Also Today in Theatre History: O’NEILL’S FIRST PLAY OPENS–July 28, 1916

O'Neill, on the ladder, preparing the set for the New York production of Bound East for Cardiff, in the fall of 1916.

O’Neill, astounding the cast with his extraordinary skill at hanging set draperies whilst standing precariously on the third rung of a wooden ladder.  In preparation for the New York premiere of Bound East for Cardiff in the fall of 1916.
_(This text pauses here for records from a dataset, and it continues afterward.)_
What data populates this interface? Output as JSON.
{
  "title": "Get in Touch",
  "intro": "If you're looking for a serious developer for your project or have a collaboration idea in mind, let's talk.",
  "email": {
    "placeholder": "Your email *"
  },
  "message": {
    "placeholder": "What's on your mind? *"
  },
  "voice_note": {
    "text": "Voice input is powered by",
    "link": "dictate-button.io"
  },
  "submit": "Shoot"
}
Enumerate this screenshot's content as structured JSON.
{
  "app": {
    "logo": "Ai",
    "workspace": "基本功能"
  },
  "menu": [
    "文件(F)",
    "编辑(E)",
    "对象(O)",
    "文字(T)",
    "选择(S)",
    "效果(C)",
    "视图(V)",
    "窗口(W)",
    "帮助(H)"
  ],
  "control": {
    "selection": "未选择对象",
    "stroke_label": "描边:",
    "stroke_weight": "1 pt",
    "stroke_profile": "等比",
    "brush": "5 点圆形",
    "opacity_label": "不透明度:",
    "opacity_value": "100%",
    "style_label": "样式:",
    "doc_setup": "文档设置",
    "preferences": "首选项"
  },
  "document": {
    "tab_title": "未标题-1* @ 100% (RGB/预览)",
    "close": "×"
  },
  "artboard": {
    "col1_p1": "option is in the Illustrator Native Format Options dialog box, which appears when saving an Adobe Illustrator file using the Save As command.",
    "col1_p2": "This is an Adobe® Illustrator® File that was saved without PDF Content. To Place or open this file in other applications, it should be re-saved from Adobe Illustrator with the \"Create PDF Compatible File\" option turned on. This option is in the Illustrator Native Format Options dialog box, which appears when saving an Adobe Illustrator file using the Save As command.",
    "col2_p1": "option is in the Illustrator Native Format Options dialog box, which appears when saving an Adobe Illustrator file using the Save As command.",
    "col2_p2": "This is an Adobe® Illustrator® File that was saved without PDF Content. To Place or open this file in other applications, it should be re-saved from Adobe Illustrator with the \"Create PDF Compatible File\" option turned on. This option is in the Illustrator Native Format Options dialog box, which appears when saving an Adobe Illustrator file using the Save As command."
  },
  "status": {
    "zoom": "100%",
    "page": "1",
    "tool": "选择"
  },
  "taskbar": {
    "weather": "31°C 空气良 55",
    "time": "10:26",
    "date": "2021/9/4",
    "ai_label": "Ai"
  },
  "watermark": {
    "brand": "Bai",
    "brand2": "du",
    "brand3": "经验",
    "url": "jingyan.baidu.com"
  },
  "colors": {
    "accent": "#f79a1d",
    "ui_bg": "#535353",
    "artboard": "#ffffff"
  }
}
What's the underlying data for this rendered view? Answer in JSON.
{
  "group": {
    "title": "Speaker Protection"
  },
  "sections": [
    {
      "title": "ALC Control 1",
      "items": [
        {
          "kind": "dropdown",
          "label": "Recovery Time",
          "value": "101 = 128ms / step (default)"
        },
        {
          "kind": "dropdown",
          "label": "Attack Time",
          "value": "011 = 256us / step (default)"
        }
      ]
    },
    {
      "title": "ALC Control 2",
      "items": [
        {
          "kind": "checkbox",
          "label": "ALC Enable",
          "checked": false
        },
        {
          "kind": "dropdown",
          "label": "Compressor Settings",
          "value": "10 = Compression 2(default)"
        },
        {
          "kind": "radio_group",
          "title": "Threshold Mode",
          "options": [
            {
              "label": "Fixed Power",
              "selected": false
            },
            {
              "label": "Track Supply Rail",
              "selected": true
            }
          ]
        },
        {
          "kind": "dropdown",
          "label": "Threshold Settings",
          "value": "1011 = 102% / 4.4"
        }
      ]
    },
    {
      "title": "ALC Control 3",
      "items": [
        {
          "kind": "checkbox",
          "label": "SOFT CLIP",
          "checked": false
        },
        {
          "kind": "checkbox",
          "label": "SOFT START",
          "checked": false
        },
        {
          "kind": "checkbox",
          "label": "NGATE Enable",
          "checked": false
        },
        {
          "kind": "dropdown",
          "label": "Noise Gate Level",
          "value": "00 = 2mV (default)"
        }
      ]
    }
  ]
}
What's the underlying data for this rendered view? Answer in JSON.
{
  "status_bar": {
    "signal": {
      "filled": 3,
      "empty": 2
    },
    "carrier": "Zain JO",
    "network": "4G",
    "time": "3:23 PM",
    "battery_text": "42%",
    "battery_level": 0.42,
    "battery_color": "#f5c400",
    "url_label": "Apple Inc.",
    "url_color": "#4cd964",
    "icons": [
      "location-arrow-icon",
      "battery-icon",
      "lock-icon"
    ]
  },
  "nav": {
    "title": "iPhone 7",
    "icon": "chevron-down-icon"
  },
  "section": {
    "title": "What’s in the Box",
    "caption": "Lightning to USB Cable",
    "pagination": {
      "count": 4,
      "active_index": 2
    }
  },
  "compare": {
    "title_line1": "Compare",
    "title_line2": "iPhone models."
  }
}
On this day in theatre history (July 28, 1916) Eugene O’Neill’s Bound East for Cardiff was staged on Lewis Wharf in Provincetown, Massachusetts.  It was the first performance ever of a play by O’Neill.  The seafaring one-act was so well received, Susan Glaspell commented, “it is not merely figurative language to say the old wharf shook with applause.”  The moment the curtain came down on opening night, Glaspell claimed the Provincetown Players instantly “knew what we were for.”  And indeed it was one of the greatest pivotal moments in American theatre.  Less than four years later, O’Neill would win the first of his quartet of Pulitzer Prizes for his three-act drama, Beyond the Horizon.  And, of course, he’d eventually win the Nobel Prize for Literature in 1936.  And it all started on this very day in 1916 in a rickety, makeshift theatre on an old wharf in Provincetown.